Calculating Reaction Force at A for a Beam with Pin Joint | Beam Homework

[Jonski]

Homework Statement

Calculate the reaction force at A?

Homework Equations

ΣMb = 0

The Attempt at a Solution

As there is a pin joint at B it is possible to consider the bar only from A-B.
From here I applied
ΣMb = 0
120 + 20*2 + Ay*4 = 0
This gives Ay = -40kn
Also since there are no forces in the x direction Ax = 0
and Hence A = -40kn or 40n downwards
However this is wrong. I am not sure what I am doing wrong unless it is something that the sum of the y forces don't equal 0, but I think there would be a force at By= 60kn up to combat this.
Any help would be appreciated, thanks.

 

[Simon Bridge]

120kN.m is a moment about A isn't it?
What is the reasoning that suggests that you need only consider the A-B length?
The pin connection at B does not stop rotation about B caused by the force distribution on B-E - just prevents translation of that point.

 

[Jonski]

So would the FBD look like this:

The question says consider the reactions at A and D to be rollers, so thus there is no horizontal force

 

[SteamKing]

So would the FBD look like this:
View attachment 98083
The question says consider the reactions at A and D to be rollers, so thus there is no horizontal force

The pin at point B can develop a force, but it cannot sustain a moment. That's what's missing from your FBD above.

 

[Jonski]

The pin at point B can develop a force, but it cannot sustain a moment. That's what's missing from your FBD above.

So would I add a vertical and horizontal force at point B and then use the equations of equilibrium to solve?

 

[SteamKing]

So would I add a vertical and horizontal force at point B and then use the equations of equilibrium to solve?

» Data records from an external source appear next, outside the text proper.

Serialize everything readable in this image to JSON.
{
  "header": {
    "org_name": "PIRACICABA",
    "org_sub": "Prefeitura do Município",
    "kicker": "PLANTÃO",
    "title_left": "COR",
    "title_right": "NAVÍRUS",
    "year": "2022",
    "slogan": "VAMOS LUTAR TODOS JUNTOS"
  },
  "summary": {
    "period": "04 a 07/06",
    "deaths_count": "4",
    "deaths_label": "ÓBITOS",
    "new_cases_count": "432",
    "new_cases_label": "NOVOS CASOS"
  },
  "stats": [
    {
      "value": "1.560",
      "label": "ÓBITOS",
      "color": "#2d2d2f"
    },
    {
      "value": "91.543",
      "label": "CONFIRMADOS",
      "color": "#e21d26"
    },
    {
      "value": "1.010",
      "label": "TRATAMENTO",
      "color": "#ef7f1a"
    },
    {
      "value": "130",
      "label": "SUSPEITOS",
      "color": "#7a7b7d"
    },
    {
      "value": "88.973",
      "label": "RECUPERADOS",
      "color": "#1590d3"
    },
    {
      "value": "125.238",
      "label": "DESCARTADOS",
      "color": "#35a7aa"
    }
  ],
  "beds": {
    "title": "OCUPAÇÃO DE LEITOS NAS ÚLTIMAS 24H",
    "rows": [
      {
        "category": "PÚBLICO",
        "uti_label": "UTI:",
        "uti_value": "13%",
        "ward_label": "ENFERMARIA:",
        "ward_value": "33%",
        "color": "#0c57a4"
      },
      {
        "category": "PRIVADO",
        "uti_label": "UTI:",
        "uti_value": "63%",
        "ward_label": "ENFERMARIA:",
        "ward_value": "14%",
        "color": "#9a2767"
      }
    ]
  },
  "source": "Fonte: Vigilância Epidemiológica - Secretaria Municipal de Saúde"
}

You can add a horizontal force at pin B, but it looks like all of the applied loads are vertical.

 

[Jonski]

You can add a horizontal force at pin B, but it looks like all of the applied loads are vertical.

So you're saying it is there, but it would just be zero. Also I'm assuming then that Ex would be 0?
If i do that won't I end up with more unknowns than equations, in which case it would be unsolvable.

 

[SteamKing]

So you're saying it is there, but it would just be zero. Also I'm assuming then that Ex would be 0?
If i do that won't I end up with more unknowns than equations, in which case it would be unsolvable.

That's unlikely, since there are only two supports for the entire beam.

BTW, the beam is only resting against the wall at E. It can't develop a moment at that location, only an axial force.

 

[Jonski]

That's unlikely, since there are only two supports for the entire beam.

BTW, the beam is only resting against the wall at E. It can't develop a moment at that location, only an axial force.

So would the FBD look more like this:

 

[SteamKing]

So would the FBD look more like this:

Yes, that's more like it.

 

[PhanthomJay]

In my estimation, I believe that the wording in this problem is not very good. When it says "resting against a wall", I think it implies "resting atop a wall", otherwise, with the hinge at B, the beam would be unstable.

The force from the pin at B is internal, so when drawing the FBD of the entire beam system, that reaction doesn't enter into the equilibrium equation. I would proceeded by isolating AB first, but you have to be careful with your plus and minus signs, and interpretation of them.